Increasing amounts of pathogen replication usually lead to a proportionate increase in size and effector differentiation of the CD8 T cell response, which is attributed to increased Ag and inflammation. Using a murine CMV that is highly sensitive to the antiviral drug famciclovir to modulate virus replication, we found that increased virus replication drove increased effector CD8 T cell differentiation, as expected. Paradoxically, however, increased virus replication dramatically decreased the size of the CD8 T cell response to two immunodominant epitopes.
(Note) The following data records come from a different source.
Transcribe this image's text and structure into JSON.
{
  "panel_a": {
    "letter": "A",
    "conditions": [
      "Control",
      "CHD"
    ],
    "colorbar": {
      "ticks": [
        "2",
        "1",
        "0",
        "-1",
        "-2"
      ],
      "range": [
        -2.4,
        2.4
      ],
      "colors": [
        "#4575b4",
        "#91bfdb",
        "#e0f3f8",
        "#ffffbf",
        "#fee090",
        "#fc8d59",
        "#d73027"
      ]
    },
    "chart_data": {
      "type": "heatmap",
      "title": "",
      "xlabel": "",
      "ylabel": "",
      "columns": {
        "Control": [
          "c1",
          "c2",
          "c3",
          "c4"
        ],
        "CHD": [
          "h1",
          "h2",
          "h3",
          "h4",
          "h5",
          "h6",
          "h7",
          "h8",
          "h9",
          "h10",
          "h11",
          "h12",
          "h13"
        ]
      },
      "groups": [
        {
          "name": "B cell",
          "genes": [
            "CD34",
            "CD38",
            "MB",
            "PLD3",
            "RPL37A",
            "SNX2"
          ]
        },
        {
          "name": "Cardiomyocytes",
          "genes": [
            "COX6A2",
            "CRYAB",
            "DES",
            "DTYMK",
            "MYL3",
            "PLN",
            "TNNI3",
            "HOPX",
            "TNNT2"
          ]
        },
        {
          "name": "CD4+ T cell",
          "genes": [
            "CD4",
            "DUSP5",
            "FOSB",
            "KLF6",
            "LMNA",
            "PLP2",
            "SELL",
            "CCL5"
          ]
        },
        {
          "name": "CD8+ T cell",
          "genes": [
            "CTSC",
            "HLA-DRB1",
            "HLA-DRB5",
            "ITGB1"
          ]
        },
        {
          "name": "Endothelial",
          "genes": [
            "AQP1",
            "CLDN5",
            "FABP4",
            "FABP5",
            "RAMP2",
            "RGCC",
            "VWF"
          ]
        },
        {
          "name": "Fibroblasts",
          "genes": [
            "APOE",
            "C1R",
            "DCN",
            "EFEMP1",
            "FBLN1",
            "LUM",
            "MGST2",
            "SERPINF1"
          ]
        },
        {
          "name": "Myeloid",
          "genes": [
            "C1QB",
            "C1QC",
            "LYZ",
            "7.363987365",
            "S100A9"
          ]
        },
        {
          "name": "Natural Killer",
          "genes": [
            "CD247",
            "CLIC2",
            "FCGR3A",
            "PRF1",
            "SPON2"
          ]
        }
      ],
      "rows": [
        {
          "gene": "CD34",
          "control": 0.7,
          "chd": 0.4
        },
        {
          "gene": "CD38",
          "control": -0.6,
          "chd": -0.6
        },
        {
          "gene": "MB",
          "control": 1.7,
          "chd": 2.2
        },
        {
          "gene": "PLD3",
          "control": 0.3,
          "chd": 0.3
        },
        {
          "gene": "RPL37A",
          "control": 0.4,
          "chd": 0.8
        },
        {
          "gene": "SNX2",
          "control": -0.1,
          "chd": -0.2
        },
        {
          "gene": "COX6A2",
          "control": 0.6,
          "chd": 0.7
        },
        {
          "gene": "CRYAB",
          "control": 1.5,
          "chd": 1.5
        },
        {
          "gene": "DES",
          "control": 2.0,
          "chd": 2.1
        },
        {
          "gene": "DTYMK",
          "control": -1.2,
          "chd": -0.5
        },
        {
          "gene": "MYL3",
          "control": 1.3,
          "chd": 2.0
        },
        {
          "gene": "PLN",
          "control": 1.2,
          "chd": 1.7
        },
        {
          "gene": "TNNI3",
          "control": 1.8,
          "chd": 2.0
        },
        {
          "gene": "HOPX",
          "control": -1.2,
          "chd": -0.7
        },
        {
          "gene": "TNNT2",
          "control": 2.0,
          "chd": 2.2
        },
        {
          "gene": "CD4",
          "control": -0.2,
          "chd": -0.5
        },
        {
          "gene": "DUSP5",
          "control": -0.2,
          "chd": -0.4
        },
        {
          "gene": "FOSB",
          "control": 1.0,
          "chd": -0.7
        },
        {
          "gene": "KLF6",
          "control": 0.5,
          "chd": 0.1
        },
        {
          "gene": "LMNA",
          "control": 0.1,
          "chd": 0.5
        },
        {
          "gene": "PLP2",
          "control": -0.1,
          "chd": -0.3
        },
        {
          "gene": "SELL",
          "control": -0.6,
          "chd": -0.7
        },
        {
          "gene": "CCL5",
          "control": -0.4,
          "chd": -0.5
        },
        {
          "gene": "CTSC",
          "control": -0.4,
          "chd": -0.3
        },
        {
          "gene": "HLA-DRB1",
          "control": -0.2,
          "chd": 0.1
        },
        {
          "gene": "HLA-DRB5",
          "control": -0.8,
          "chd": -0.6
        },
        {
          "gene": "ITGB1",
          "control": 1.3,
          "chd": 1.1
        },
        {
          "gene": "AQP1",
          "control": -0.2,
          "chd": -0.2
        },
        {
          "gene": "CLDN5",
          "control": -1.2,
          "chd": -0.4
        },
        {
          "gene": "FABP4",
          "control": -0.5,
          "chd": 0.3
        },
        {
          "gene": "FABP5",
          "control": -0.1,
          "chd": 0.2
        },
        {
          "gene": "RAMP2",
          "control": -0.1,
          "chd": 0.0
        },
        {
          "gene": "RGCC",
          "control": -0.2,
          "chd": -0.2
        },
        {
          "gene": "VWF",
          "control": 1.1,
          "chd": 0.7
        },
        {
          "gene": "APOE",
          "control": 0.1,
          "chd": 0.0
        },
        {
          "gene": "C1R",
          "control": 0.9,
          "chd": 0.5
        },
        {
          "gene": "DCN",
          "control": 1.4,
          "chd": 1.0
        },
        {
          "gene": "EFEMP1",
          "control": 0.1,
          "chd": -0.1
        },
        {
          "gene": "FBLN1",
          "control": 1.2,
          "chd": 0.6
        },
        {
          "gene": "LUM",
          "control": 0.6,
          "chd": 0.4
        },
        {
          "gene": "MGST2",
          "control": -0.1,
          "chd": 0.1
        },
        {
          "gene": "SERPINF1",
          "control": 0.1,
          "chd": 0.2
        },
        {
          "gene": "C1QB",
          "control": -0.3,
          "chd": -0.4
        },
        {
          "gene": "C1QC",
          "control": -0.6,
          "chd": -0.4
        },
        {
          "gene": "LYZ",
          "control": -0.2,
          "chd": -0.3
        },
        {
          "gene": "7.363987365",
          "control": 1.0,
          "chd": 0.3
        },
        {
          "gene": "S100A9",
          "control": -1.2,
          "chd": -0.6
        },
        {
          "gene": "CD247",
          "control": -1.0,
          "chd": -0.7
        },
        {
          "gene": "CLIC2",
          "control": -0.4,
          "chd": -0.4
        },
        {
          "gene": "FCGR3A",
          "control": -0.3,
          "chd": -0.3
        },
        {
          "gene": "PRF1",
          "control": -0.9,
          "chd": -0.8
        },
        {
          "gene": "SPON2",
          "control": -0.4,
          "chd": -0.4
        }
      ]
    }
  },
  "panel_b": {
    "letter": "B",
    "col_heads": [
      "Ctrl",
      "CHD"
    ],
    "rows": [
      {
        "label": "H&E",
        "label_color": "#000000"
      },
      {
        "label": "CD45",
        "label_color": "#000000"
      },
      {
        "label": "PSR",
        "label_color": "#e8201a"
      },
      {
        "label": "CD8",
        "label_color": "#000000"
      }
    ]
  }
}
The decreased response was due to type I IFN-dependent depletion of conventional dendritic cells and could be reproduced by specific depletion of dendritic cells from day 2 postinfection or by sterile induction of type I IFN. Increased virus replication and type I IFN specifically inhibited the response to two immunodominant epitopes that are known to be dependent on Ag cross-presented by DCs, but they did not inhibit the response to "inflationary" epitopes whose responses can be sustained by infected nonhematopoietic cells. Our results show that type I IFN can suppress CD8 T cell responses to cross-presented Ag by depleting cross-presenting conventional dendritic cells.